From its early days and first implementation of Page Rank algorithm, Google forbade selling links. After all, if people link to your content without monetary incentive, it has to mean that it is useful or important to them in some way.
In those early days, first paid SEO services showed up. Most of them had no idea what they were doing but the Dot Com bust was just starting. A lot of money ended up wasted on some useless linking services and soon, Google coined the term “link-farm” and first Google slaps ensued.
Latest Google slap of sites using one paid SEO service shows how expensive SEO shortcuts can be.
Comments
I'm grateful for the new update, over night I went from not listed (a site that was less then a month old) to first page on a few keywords.
Very informative article - its better to implement along term SEO strategy and steer clear from the quick-fix measures that can land you in big trouble with Google - writing and publishing quality content has placed my pages and sites at the top of the google search page for certain keywords even those that I have not been intently targeting! Try to Google this this query fro example - Does Google prioritize freshness over relevancy?
thanks for the article
I think that variety is important with SEO and backlinking. If you put all of your eggs in one basket, then you will certainly run the risk of losing your position in the SERPs at some point. It doesn't even need to be a cataclysmic event like BMR getting trashed - it could just be that something that you rely upon doesn't work quite so well for some reason.

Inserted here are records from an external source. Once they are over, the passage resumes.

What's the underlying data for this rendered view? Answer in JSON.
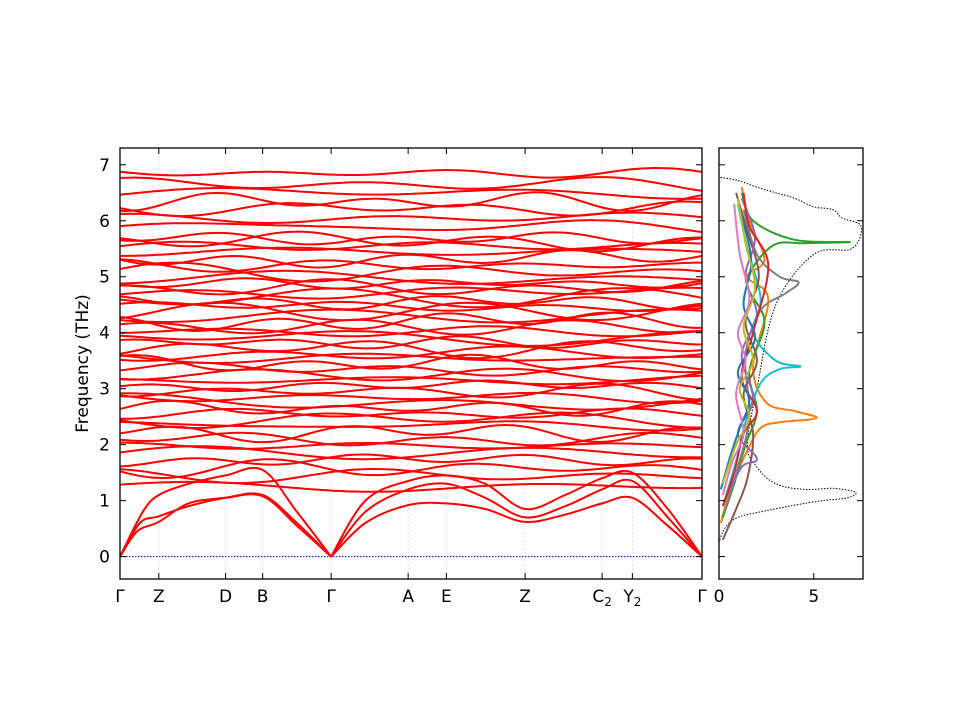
{
  "chart_data": [
    {
      "type": "line",
      "title": "",
      "xlabel": "",
      "ylabel": "Frequency (THz)",
      "ylim": [
        -0.4,
        7.3
      ],
      "yticks": [
        "0",
        "1",
        "2",
        "3",
        "4",
        "5",
        "6",
        "7"
      ],
      "ytick_values": [
        0,
        1,
        2,
        3,
        4,
        5,
        6,
        7
      ],
      "xlim": [
        0,
        10.2
      ],
      "high_symmetry_points": [
        {
          "label": "Γ",
          "sub": "",
          "x": 0
        },
        {
          "label": "Z",
          "sub": "",
          "x": 0.68
        },
        {
          "label": "D",
          "sub": "",
          "x": 1.85
        },
        {
          "label": "B",
          "sub": "",
          "x": 2.5
        },
        {
          "label": "Γ",
          "sub": "",
          "x": 3.7
        },
        {
          "label": "A",
          "sub": "",
          "x": 5.05
        },
        {
          "label": "E",
          "sub": "",
          "x": 5.72
        },
        {
          "label": "Z",
          "sub": "",
          "x": 7.1
        },
        {
          "label": "C",
          "sub": "2",
          "x": 8.45
        },
        {
          "label": "Y",
          "sub": "2",
          "x": 8.98
        },
        {
          "label": "Γ",
          "sub": "",
          "x": 10.2
        }
      ],
      "band_color": "#ff0000",
      "zero_line_color": "#0000ff",
      "acoustic_branches": [
        {
          "x": [
            0,
            0.3,
            0.68,
            1.2,
            1.85,
            2.5,
            3.1,
            3.7
          ],
          "y": [
            0,
            0.45,
            0.62,
            0.95,
            1.05,
            1.08,
            0.55,
            0
          ]
        },
        {
          "x": [
            0,
            0.35,
            0.68,
            1.2,
            1.85,
            2.5,
            3.1,
            3.7
          ],
          "y": [
            0,
            0.6,
            0.72,
            0.9,
            1.05,
            1.1,
            0.6,
            0
          ]
        },
        {
          "x": [
            0,
            0.4,
            0.68,
            1.2,
            1.85,
            2.5,
            3.1,
            3.7
          ],
          "y": [
            0,
            0.8,
            1.1,
            1.3,
            1.45,
            1.55,
            0.8,
            0
          ]
        },
        {
          "x": [
            3.7,
            4.3,
            5.05,
            5.72,
            6.4,
            7.1,
            7.8,
            8.45,
            8.98,
            9.6,
            10.2
          ],
          "y": [
            0,
            0.6,
            0.92,
            0.95,
            0.85,
            0.62,
            0.75,
            0.95,
            1.05,
            0.55,
            0
          ]
        },
        {
          "x": [
            3.7,
            4.3,
            5.05,
            5.72,
            6.4,
            7.1,
            7.8,
            8.45,
            8.98,
            9.6,
            10.2
          ],
          "y": [
            0,
            0.8,
            1.2,
            1.3,
            1.05,
            0.7,
            0.9,
            1.2,
            1.35,
            0.7,
            0
          ]
        },
        {
          "x": [
            3.7,
            4.3,
            5.05,
            5.72,
            6.4,
            7.1,
            7.8,
            8.45,
            8.98,
            9.6,
            10.2
          ],
          "y": [
            0,
            1.0,
            1.35,
            1.45,
            1.3,
            0.85,
            1.1,
            1.4,
            1.5,
            0.85,
            0
          ]
        }
      ],
      "optical_band_levels": [
        1.25,
        1.45,
        1.58,
        1.72,
        1.85,
        1.98,
        2.1,
        2.22,
        2.35,
        2.45,
        2.55,
        2.65,
        2.75,
        2.85,
        2.95,
        3.05,
        3.15,
        3.25,
        3.35,
        3.45,
        3.55,
        3.62,
        3.72,
        3.82,
        3.92,
        4.02,
        4.1,
        4.2,
        4.3,
        4.38,
        4.47,
        4.55,
        4.63,
        4.72,
        4.8,
        4.88,
        4.97,
        5.08,
        5.2,
        5.32,
        5.45,
        5.55,
        5.63,
        5.68,
        5.9,
        6.05,
        6.22,
        6.35,
        6.5,
        6.65,
        6.85
      ]
    },
    {
      "type": "line",
      "title": "",
      "xlabel": "",
      "ylabel": "",
      "xlim": [
        0,
        7.6
      ],
      "ylim": [
        -0.4,
        7.3
      ],
      "xticks": [
        "0",
        "5"
      ],
      "xtick_values": [
        0,
        5
      ],
      "series": [
        {
          "color": "#000000",
          "style": "dotted",
          "x": [
            0,
            0.3,
            1.0,
            2.5,
            4.0,
            5.5,
            6.8,
            7.2,
            6.0,
            4.5,
            3.0,
            2.0,
            1.5,
            2.0,
            3.0,
            5.0,
            7.0,
            7.5,
            6.5,
            6.0,
            5.0,
            4.0,
            3.0,
            2.0,
            1.0,
            0
          ],
          "y": [
            0.25,
            0.5,
            0.7,
            0.82,
            0.92,
            1.0,
            1.05,
            1.15,
            1.22,
            1.2,
            1.3,
            1.6,
            2.0,
            3.0,
            4.5,
            5.4,
            5.5,
            5.9,
            6.05,
            6.2,
            6.25,
            6.4,
            6.5,
            6.6,
            6.72,
            6.78
          ]
        },
        {
          "color": "#ff7f0e",
          "style": "solid",
          "x": [
            0.1,
            0.6,
            1.5,
            2.2,
            3.2,
            4.8,
            5.1,
            4.0,
            2.5,
            1.8,
            2.6,
            1.5,
            2.4,
            1.6,
            1.2
          ],
          "y": [
            0.6,
            1.2,
            1.9,
            2.3,
            2.4,
            2.45,
            2.5,
            2.6,
            2.75,
            3.4,
            4.6,
            5.0,
            5.3,
            6.0,
            6.6
          ]
        },
        {
          "color": "#2ca02c",
          "style": "solid",
          "x": [
            0.2,
            0.8,
            1.4,
            2.0,
            1.6,
            2.4,
            1.5,
            2.8,
            4.5,
            6.9,
            4.0,
            1.8,
            1.2
          ],
          "y": [
            0.7,
            1.3,
            2.0,
            2.6,
            3.3,
            4.2,
            4.9,
            5.55,
            5.6,
            5.62,
            5.66,
            6.0,
            6.5
          ]
        },
        {
          "color": "#7f7f7f",
          "style": "solid",
          "x": [
            0.3,
            1.0,
            1.6,
            1.4,
            2.2,
            3.5,
            4.2,
            3.2,
            2.0,
            1.3
          ],
          "y": [
            0.8,
            1.6,
            2.5,
            3.6,
            4.4,
            4.7,
            4.9,
            5.0,
            5.4,
            6.2
          ]
        },
        {
          "color": "#17becf",
          "style": "solid",
          "x": [
            0.2,
            0.9,
            1.4,
            2.2,
            3.2,
            4.3,
            3.0,
            1.8,
            2.2,
            1.5,
            1.0
          ],
          "y": [
            0.9,
            1.7,
            2.4,
            3.1,
            3.35,
            3.4,
            3.5,
            4.0,
            4.6,
            5.5,
            6.3
          ]
        },
        {
          "color": "#8c564b",
          "style": "solid",
          "x": [
            0.2,
            0.9,
            1.5,
            1.8,
            1.3,
            2.0,
            1.4,
            2.1,
            1.5,
            0.9
          ],
          "y": [
            0.3,
            0.85,
            1.4,
            2.2,
            2.9,
            3.5,
            4.2,
            5.0,
            5.8,
            6.5
          ]
        },
        {
          "color": "#9467bd",
          "style": "solid",
          "x": [
            0.3,
            1.2,
            2.0,
            1.0,
            1.8,
            1.2,
            2.0,
            1.4,
            1.9,
            1.2
          ],
          "y": [
            1.0,
            1.6,
            1.75,
            2.2,
            2.8,
            3.6,
            4.3,
            5.0,
            5.7,
            6.4
          ]
        },
        {
          "color": "#d62728",
          "style": "solid",
          "x": [
            0.2,
            0.8,
            1.3,
            2.0,
            1.2,
            1.8,
            2.6,
            1.6,
            1.3
          ],
          "y": [
            0.9,
            1.5,
            2.2,
            2.6,
            3.2,
            4.0,
            5.2,
            5.9,
            6.5
          ]
        },
        {
          "color": "#1f77b4",
          "style": "solid",
          "x": [
            0.1,
            0.6,
            1.1,
            1.6,
            1.0,
            1.9,
            1.3,
            1.7,
            1.1
          ],
          "y": [
            1.2,
            1.8,
            2.3,
            2.8,
            3.3,
            3.9,
            4.5,
            5.3,
            6.2
          ]
        },
        {
          "color": "#bcbd22",
          "style": "solid",
          "x": [
            0.2,
            0.9,
            1.6,
            1.1,
            1.8,
            1.3,
            1.9,
            1.4,
            1.0
          ],
          "y": [
            1.3,
            2.0,
            2.5,
            3.0,
            3.5,
            4.1,
            4.8,
            5.6,
            6.4
          ]
        },
        {
          "color": "#e377c2",
          "style": "solid",
          "x": [
            0.2,
            0.7,
            1.3,
            0.9,
            1.4,
            1.0,
            1.6,
            1.1,
            0.8
          ],
          "y": [
            1.1,
            1.7,
            2.2,
            2.9,
            3.5,
            4.0,
            4.6,
            5.4,
            6.3
          ]
        }
      ]
    }
  ]
}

Diversity is the key I think.
You've got me thinking, very good information here, you never know whats going to wash out here in the internet stream of panning. Very useful and practical food for thought. Good things come to those who wait seems to be the theme.
So far, reports vary. It's great to hear that you've had no bad side-effects from Google's de-indexing of BMR network.
I think that you are right about possibility of killing-off the competition and that Google should consider that possibility. Still, I read about people who lost their AdSense account simply because somebody submitted their sites to traffic exchanges. It is a crazy world out there...
I've seen no drop at all with the sites I used BMR aggressively with. In fact some seem to have popped up a couple of places. I'm surprised because just the de-indexing of the links should have caused some drop.
I very much doubt there will be any penalty though -apart from the loss of links - otherwise it would be trivially easy to kill off your competitors - just by sending links to them.
True, the rules change constantly and there are no shortcuts that can't turn around and bite you when you least expect it.
You really must resist temptation and stay away from all that kind of stuff. You never know when they will change the rules in the middle of the game to serve their best interests and all your work goes down the drain. This is a good article, thanks.